Understanding what values are most important to a business owner as they consider the continuation of their business without them will help create the path they need to be on. Whether they are focused on supporting their employees or giving back to the community, clearly defined values-based goals will help determine if a particular exit path lends itself to a more successful outcome. 

Values-based goals are "softer" but more emotionally compelling. Considering most owners have a strong emotional attachment to their companies, there is no surprise that emotionally driven goals can have a huge impact on the future of the organization. An exit path that reaches your client’s exit deadline and financial goals but puts your client’s employees at risk for losing their jobs and has an impact the local economy may be a values-based deal breaker for your client. Knowing these non-tangible goals from your client early in the process will save you and your client time and establish clearer expectations for what the owner really wants.  
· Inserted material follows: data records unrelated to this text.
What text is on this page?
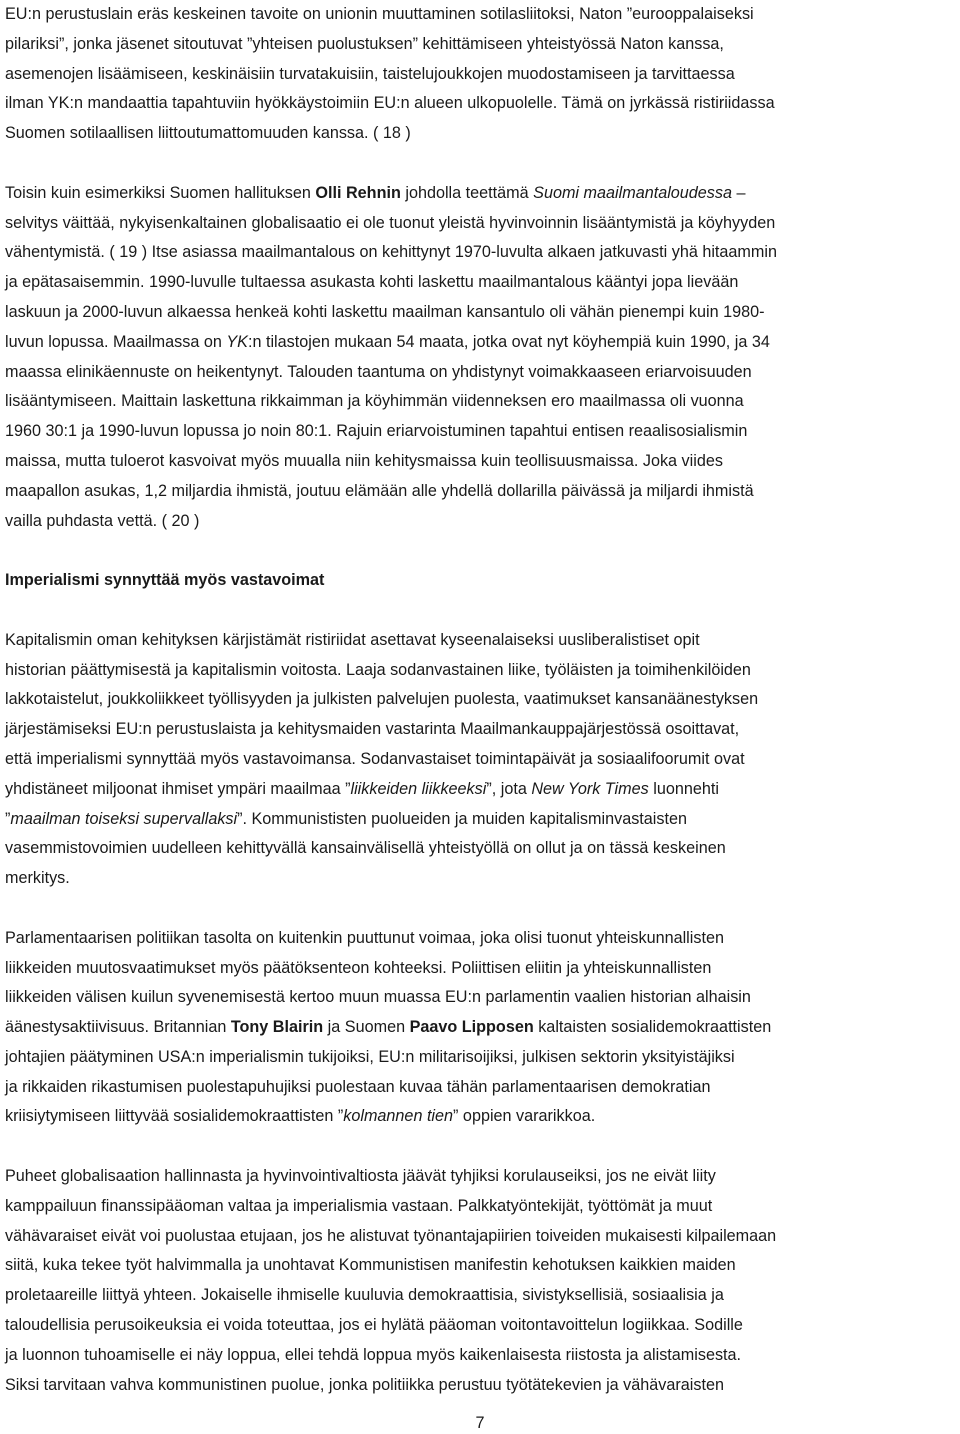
EU:n perustuslain eräs keskeinen tavoite on unionin muuttaminen sotilasliitoksi, Naton ”eurooppalaiseksi
pilariksi”, jonka jäsenet sitoutuvat ”yhteisen puolustuksen” kehittämiseen yhteistyössä Naton kanssa,
asemenojen lisäämiseen, keskinäisiin turvatakuisiin, taistelujoukkojen muodostamiseen ja tarvittaessa
ilman YK:n mandaattia tapahtuviin hyökkäystoimiin EU:n alueen ulkopuolelle. Tämä on jyrkässä ristiriidassa
Suomen sotilaallisen liittoutumattomuuden kanssa. ( 18 )
Toisin kuin esimerkiksi Suomen hallituksen Olli Rehnin johdolla teettämä Suomi maailmantaloudessa –
selvitys väittää, nykyisenkaltainen globalisaatio ei ole tuonut yleistä hyvinvoinnin lisääntymistä ja köyhyyden
vähentymistä. ( 19 ) Itse asiassa maailmantalous on kehittynyt 1970-luvulta alkaen jatkuvasti yhä hitaammin
ja epätasaisemmin. 1990-luvulle tultaessa asukasta kohti laskettu maailmantalous kääntyi jopa lievään
laskuun ja 2000-luvun alkaessa henkeä kohti laskettu maailman kansantulo oli vähän pienempi kuin 1980-
luvun lopussa. Maailmassa on YK:n tilastojen mukaan 54 maata, jotka ovat nyt köyhempiä kuin 1990, ja 34
maassa elinikäennuste on heikentynyt. Talouden taantuma on yhdistynyt voimakkaaseen eriarvoisuuden
lisääntymiseen. Maittain laskettuna rikkaimman ja köyhimmän viidenneksen ero maailmassa oli vuonna
1960 30:1 ja 1990-luvun lopussa jo noin 80:1. Rajuin eriarvoistuminen tapahtui entisen reaalisosialismin
maissa, mutta tuloerot kasvoivat myös muualla niin kehitysmaissa kuin teollisuusmaissa. Joka viides
maapallon asukas, 1,2 miljardia ihmistä, joutuu elämään alle yhdellä dollarilla päivässä ja miljardi ihmistä
vailla puhdasta vettä. ( 20 )
Imperialismi synnyttää myös vastavoimat
Kapitalismin oman kehityksen kärjistämät ristiriidat asettavat kyseenalaiseksi uusliberalistiset opit
historian päättymisestä ja kapitalismin voitosta. Laaja sodanvastainen liike, työläisten ja toimihenkilöiden
lakkotaistelut, joukkoliikkeet työllisyyden ja julkisten palvelujen puolesta, vaatimukset kansanäänestyksen
järjestämiseksi EU:n perustuslaista ja kehitysmaiden vastarinta Maailmankauppajärjestössä osoittavat,
että imperialismi synnyttää myös vastavoimansa. Sodanvastaiset toimintapäivät ja sosiaalifoorumit ovat
yhdistäneet miljoonat ihmiset ympäri maailmaa ”liikkeiden liikkeeksi”, jota New York Times luonnehti
”maailman toiseksi supervallaksi”. Kommunististen puolueiden ja muiden kapitalisminvastaisten
vasemmistovoimien uudelleen kehittyvällä kansainvälisellä yhteistyöllä on ollut ja on tässä keskeinen
merkitys.
Parlamentaarisen politiikan tasolta on kuitenkin puuttunut voimaa, joka olisi tuonut yhteiskunnallisten
liikkeiden muutosvaatimukset myös päätöksenteon kohteeksi. Poliittisen eliitin ja yhteiskunnallisten
liikkeiden välisen kuilun syvenemisestä kertoo muun muassa EU:n parlamentin vaalien historian alhaisin
äänestysaktiivisuus. Britannian Tony Blairin ja Suomen Paavo Lipposen kaltaisten sosialidemokraattisten
johtajien päätyminen USA:n imperialismin tukijoiksi, EU:n militarisoijiksi, julkisen sektorin yksityistäjiksi
ja rikkaiden rikastumisen puolestapuhujiksi puolestaan kuvaa tähän parlamentaarisen demokratian
kriisiytymiseen liittyvää sosialidemokraattisten ”kolmannen tien” oppien vararikkoa.
Puheet globalisaation hallinnasta ja hyvinvointivaltiosta jäävät tyhjiksi korulauseiksi, jos ne eivät liity
kamppailuun finanssipääoman valtaa ja imperialismia vastaan. Palkkatyöntekijät, työttömät ja muut
vähävaraiset eivät voi puolustaa etujaan, jos he alistuvat työnantajapiirien toiveiden mukaisesti kilpailemaan
siitä, kuka tekee työt halvimmalla ja unohtavat Kommunistisen manifestin kehotuksen kaikkien maiden
proletaareille liittyä yhteen. Jokaiselle ihmiselle kuuluvia demokraattisia, sivistyksellisiä, sosiaalisia ja
taloudellisia perusoikeuksia ei voida toteuttaa, jos ei hylätä pääoman voitontavoittelun logiikkaa. Sodille
ja luonnon tuhoamiselle ei näy loppua, ellei tehdä loppua myös kaikenlaisesta riistosta ja alistamisesta.
Siksi tarvitaan vahva kommunistinen puolue, jonka politiikka perustuu työtätekevien ja vähävaraisten
7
How to Establish Values-Based Goals 

Ask questions! The only way to understand what is truly important to your business owner clients is by diving in and getting them thinking about their priorities. Generally, Exit Planning Advisors kick off this discussion by asking owners to: 

  • Describe their vision for their companies without them. 
  • Describe their vision for themselves without their companies.
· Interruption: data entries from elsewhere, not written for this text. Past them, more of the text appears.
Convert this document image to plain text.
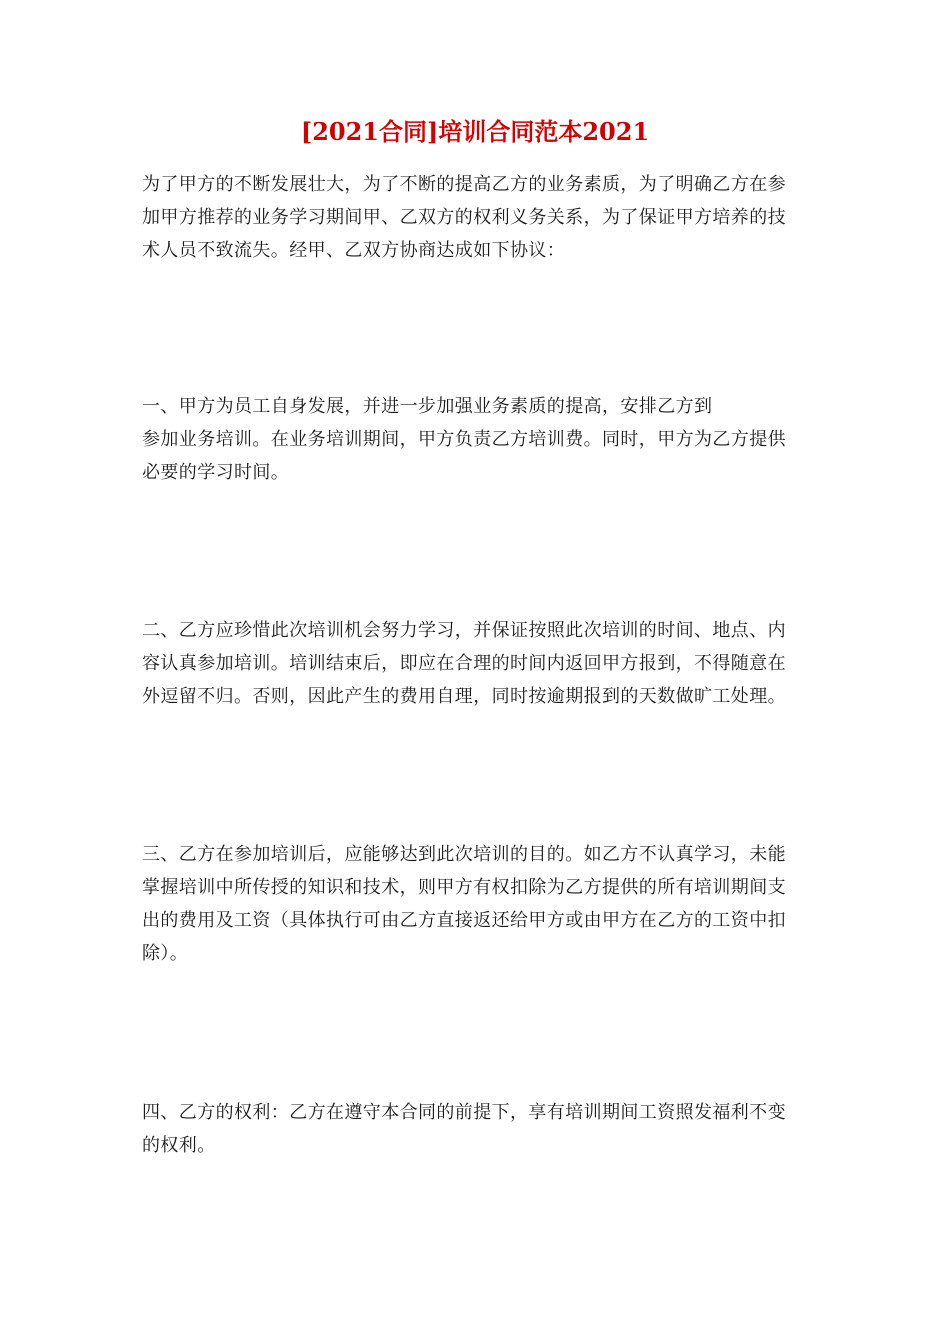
[2021合同]培训合同范本2021

为了甲方的不断发展壮大，为了不断的提高乙方的业务素质，为了明确乙方在参
加甲方推荐的业务学习期间甲、乙双方的权利义务关系，为了保证甲方培养的技
术人员不致流失。经甲、乙双方协商达成如下协议：

一、甲方为员工自身发展，并进一步加强业务素质的提高，安排乙方到
参加业务培训。在业务培训期间，甲方负责乙方培训费。同时，甲方为乙方提供
必要的学习时间。

二、乙方应珍惜此次培训机会努力学习，并保证按照此次培训的时间、地点、内
容认真参加培训。培训结束后，即应在合理的时间内返回甲方报到，不得随意在
外逗留不归。否则，因此产生的费用自理，同时按逾期报到的天数做旷工处理。

三、乙方在参加培训后，应能够达到此次培训的目的。如乙方不认真学习，未能
掌握培训中所传授的知识和技术，则甲方有权扣除为乙方提供的所有培训期间支
出的费用及工资（具体执行可由乙方直接返还给甲方或由甲方在乙方的工资中扣
除）。

四、乙方的权利：乙方在遵守本合同的前提下，享有培训期间工资照发福利不变
的权利。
Visions can be difficult for owners to clarify and quantify, so as their advisor, you will sometimes need to push them to think a little harder about the future they want for their business and themselves. Ask them a series of follow-up questions to get to the heart of what they value. For example: 

  • Why do you wish to maintain the company's culture after you exit the business? 
  • What aspects of the culture do you want a buyer to maintain? 
  • Do you have ideas on how to accomplish that? 

Only upon fully understanding an owner's aspirational goals can advisors begin to recommend the appropriate actions to achieve them. 

In addition to clarifying the owner's vision, asking questions establishes the advisor's interest in achieving their clients' wishes. When owners are confident that their advisors understand and take a personal interest in working with them to reach their aspirational goals, they are far likelier to engage them and move forward with a process that achieves all their goals. 

Conclusion 

Defining goals is the first step of a planning process that can set you up to creating a successful exit strategy for your owner clients. As you work through and set these goals with your owner clients, you should also be working through the next step in the Exit Planning Process: determining resources. When these two steps are completed, you can then proceed through the rest of the Exit Planning Process to create a Comprehensive Plan or work on a Phased Plan to resolve your owner’s hot-button issues first. Either way, you and your client will now be aligned and in agreement with what the goals are moving forward.